The last third of the book is largely comprised of histories/surveys of individual topics in modern combinatorics: partitions, designs, algebraic combinatorics, extremal combinatorics, and graphs. Chapter 12, on enumeration and algebraic combinatorics, included an intriguing story and equally intriguing mathematics. J.~Howard Redfield trained originally as a civil engineer and linguist, but did pioneering outsider work in 1927 on using group theory in enumerative combinatorics. There is a brief explanation of his methods, illustrated by the problem of counting arrangements of 4 white and 4 black balls at the corners of a cube, modulo rotations. It is very interesting and leaves me wanting a slightly more detailed explanation: I have never seen the number 7 obtained in such a mysterious way!

Chapter 13, on combinatorial set theory and extremal combinatorics, presents a very nice history while also being thought-provoking. For example, it discussed Schur’s precursor work to Ramsey theory, and how Schur used it to give a nicer proof of Dickson’s result that Fermat’s Last Theorem does not hold if you take the integers modulo a prime. The only fault that I could draw with the book is that it would be nice to include more proofs: Schur’s theorem and its corollary, for instance, have beautiful short proofs but they are not given. Regardless, this chapter (like the rest) surveys history nicely, ranging from a 1662 textbook use of the pigeonhole principle to show that two people in Paris have the same number of hairs on their head, and continuing its discussion to the work of Erdős and his collaborators.
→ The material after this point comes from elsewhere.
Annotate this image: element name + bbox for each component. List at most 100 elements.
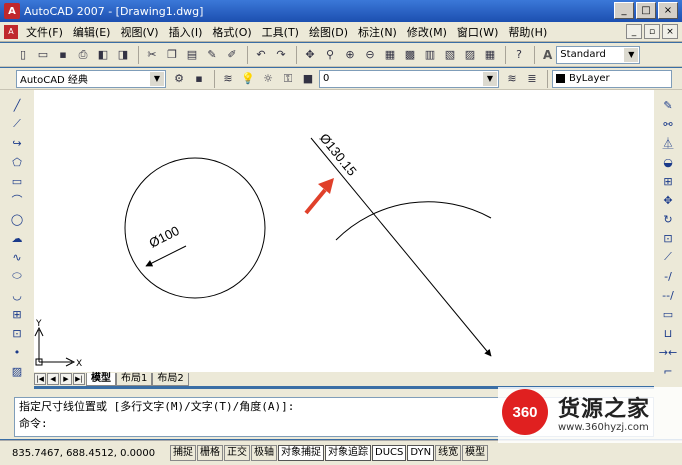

Overall, I recommend the book for anyone with interests in mathematics, culture, or history. The authors do a good job of presenting the mathematics in an authentic way while not assuming the reader has any specific background, and the variety of topics means there are a lot of opportunities to engage your interests. The book is a light read, though still mathematical, and can inspire further discovery. For me, the presentation of each culture separately was very novel and opened my eyes up to new ways of motivating combinatorics: it may be that for future assignments, rather than asking students about arranging cities in a tour or selecting outfits from a given set of clothing, that I will ask them to permute the words of a poem.



2 Responses to “Combinatorics: Ancient and Modern”

  1. I think you are too used to tex – the para starting with % stayed in the text.
    Btw, I even have a paper with a sentence starting with % – the typographer thought it was an error that it didn’t show and put a \ in front of the %…

    • Thanks! The good news is, when the robots take over, I’ve figured out a way we can still send secret messages to one another.